The ability of a receiver to detect and possibly correct consecutive transmission/reception errors (i.e., burst errors) is increased when the data encoding scheme, such as a PC-encoding scheme, is implemented with a data interleaving scheme that distributes such errors in the de-interleaved stream. In general, an interleaving scheme may be represented by a mapping that maps each location of data in the un-interleaved (i.e., before interleaving) data stream to a corresponding location of data in the interleaved data stream. There are two basic types of interleaving schemes: structured interleaving and random interleaving.
In structured interleaving, the mapping can be represented by a closed-form mathematical expression whose input is one or more numbers that represent the un-interleaved location and whose output is one or more numbers that represent the corresponding interleaved location. As such, a structured interleaver for a transmitter can be designed to implement the closed-form mathematical expression to generate the interleaved location for each un-interleaved location. If the closed-form mathematical expression can be inverted, then a structured de-interleaver for a receiver can be designed to implement one or more inverted, closed-form mathematical expressions to generate the de-interleaved location for each interleaved location.

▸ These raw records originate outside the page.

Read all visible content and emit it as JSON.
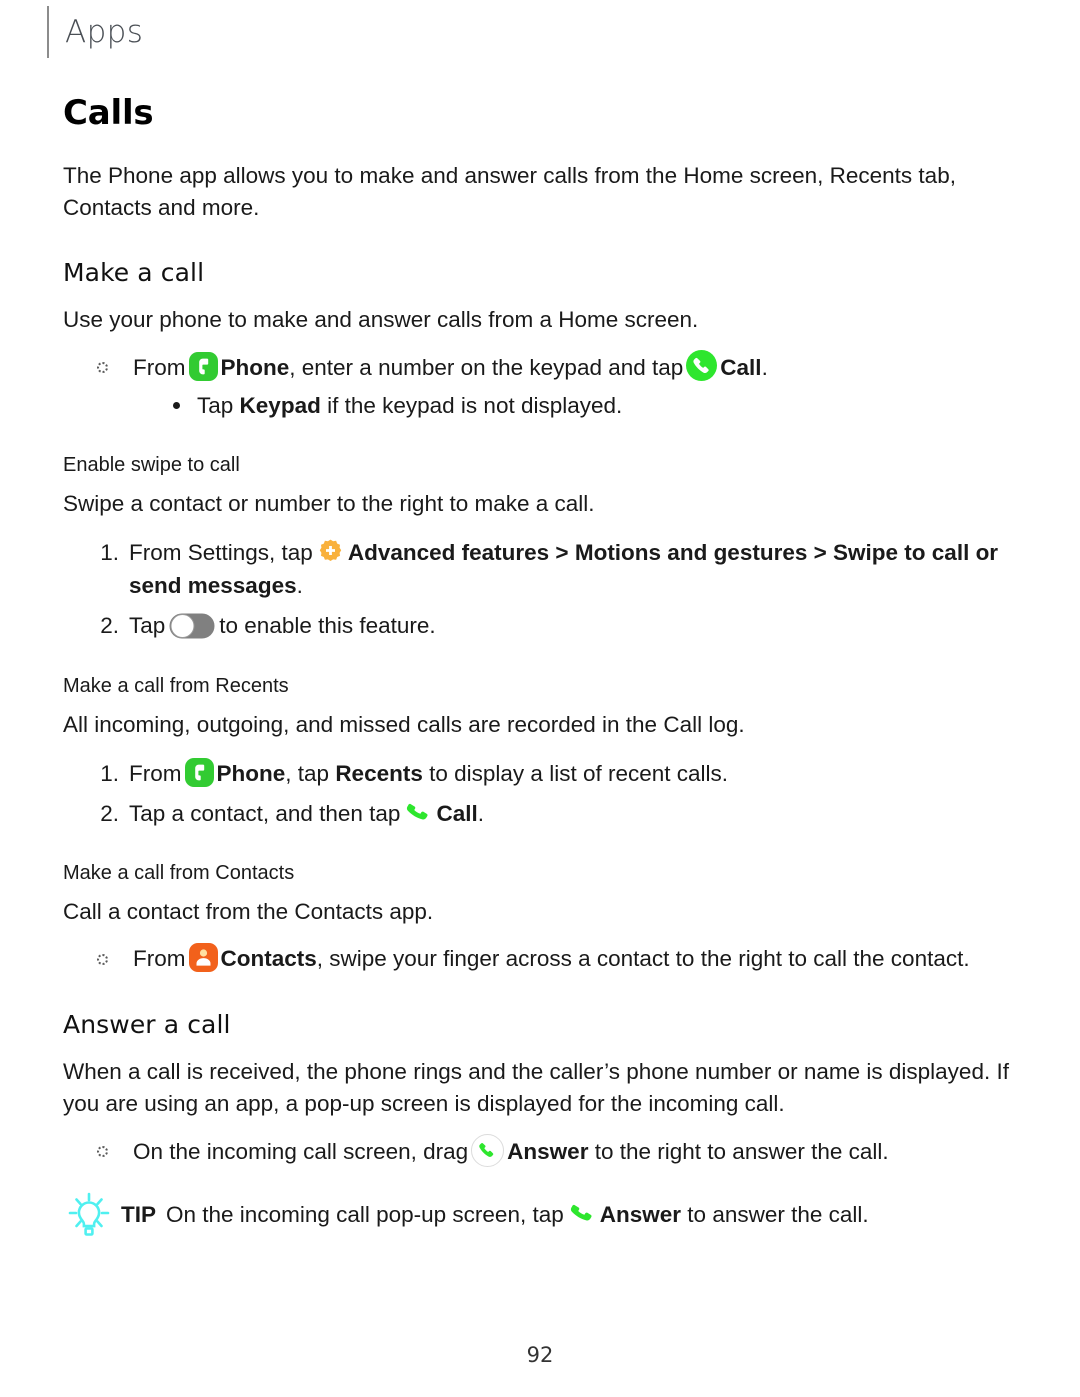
{
  "header": {
    "running_title": "Apps"
  },
  "chapter": {
    "title": "Calls",
    "intro": "The Phone app allows you to make and answer calls from the Home screen, Recents tab, Contacts and more."
  },
  "sections": {
    "make_a_call": {
      "title": "Make a call",
      "intro": "Use your phone to make and answer calls from a Home screen.",
      "bullet": {
        "text_1": "From",
        "app_label": "Phone",
        "text_2": ", enter a number on the keypad and tap",
        "action_label": "Call",
        "text_3": ".",
        "sub_text_1": "Tap",
        "sub_bold": "Keypad",
        "sub_text_2": "if the keypad is not displayed."
      }
    },
    "enable_swipe_to_call": {
      "title": "Enable swipe to call",
      "intro": "Swipe a contact or number to the right to make a call.",
      "steps": [
        {
          "num": "1.",
          "text_1": "From Settings, tap",
          "bold_1": "Advanced features",
          "sep_1": ">",
          "bold_2": "Motions and gestures",
          "sep_2": ">",
          "bold_3": "Swipe to call or send messages",
          "text_2": "."
        },
        {
          "num": "2.",
          "text_1": "Tap",
          "text_2": "to enable this feature."
        }
      ]
    },
    "call_from_recents": {
      "title": "Make a call from Recents",
      "intro": "All incoming, outgoing, and missed calls are recorded in the Call log.",
      "steps": [
        {
          "num": "1.",
          "text_1": "From",
          "app_label": "Phone",
          "text_2": ", tap",
          "bold_1": "Recents",
          "text_3": "to display a list of recent calls."
        },
        {
          "num": "2.",
          "text_1": "Tap a contact, and then tap",
          "action_label": "Call",
          "text_2": "."
        }
      ]
    },
    "call_from_contacts": {
      "title": "Make a call from Contacts",
      "intro": "Call a contact from the Contacts app.",
      "bullet": {
        "text_1": "From",
        "app_label": "Contacts",
        "text_2": ", swipe your finger across a contact to the right to call the contact."
      }
    },
    "answer_a_call": {
      "title": "Answer a call",
      "intro": "When a call is received, the phone rings and the caller’s phone number or name is displayed. If you are using an app, a pop-up screen is displayed for the incoming call.",
      "bullet": {
        "text_1": "On the incoming call screen, drag",
        "action_label": "Answer",
        "text_2": "to the right to answer the call."
      }
    }
  },
  "tip": {
    "label": "TIP",
    "text_1": "On the incoming call pop-up screen, tap",
    "action_label": "Answer",
    "text_2": "to answer the call."
  },
  "footer": {
    "page_number": "92"
  },
  "icons": {
    "phone_app": "phone-app-icon",
    "call": "call-icon",
    "contacts_app": "contacts-app-icon",
    "settings_gear": "advanced-features-gear-icon",
    "toggle": "toggle-switch-off-icon",
    "answer": "answer-call-icon",
    "tip_bulb": "lightbulb-tip-icon"
  },
  "colors": {
    "phone_green": "#32cb32",
    "call_green": "#2ee62e",
    "contacts_orange": "#f2611b",
    "gear_orange": "#f9b13c",
    "tip_cyan": "#4ff0f0",
    "toggle_gray": "#808080",
    "header_gray": "#4a4f55"
  }
}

For purposes of this specification, a closed-form mathematical expression may be defined as an mathematical equation having one or more variables, where evaluation of the mathematical equation generates a numerical output value when the one or more variables are replaced by a corresponding set of one or more numerical input values. A closed-form mathematical expression may be said to be invertible, if there is a unique output value for each different set of input values and one or more closed-form mathematical expressions can be derived to map each of those different output values to its corresponding one or more input values.
In random interleaving, there is no closed-form mathematical expression for either the mapping from un-interleaved locations to interleaved locations or the mapping from interleaved locations to de-interleaved locations. In that case, random interleavers/de-interleavers are often implemented using look-up tables (LUTs) that explicitly relate each input location to its corresponding output location.
A conventional transmitter that implements both PC-encoding and interleaving is typically designed with a PC encoder that generates a block of PC-encoded data for each block of original data and a separate interleaver that maps each block of PC-encoded data into a stream of interleaved, PC-encoded data. Similarly, a corresponding receiver is typically designed with a de-interleaver that maps the stream of received, interleaved, PC-encoded data into blocks of de-interleaved, PC-encoded data and a separate PC decoder that generates a block of recovered data for each block of de-interleaved, PC-encoded data.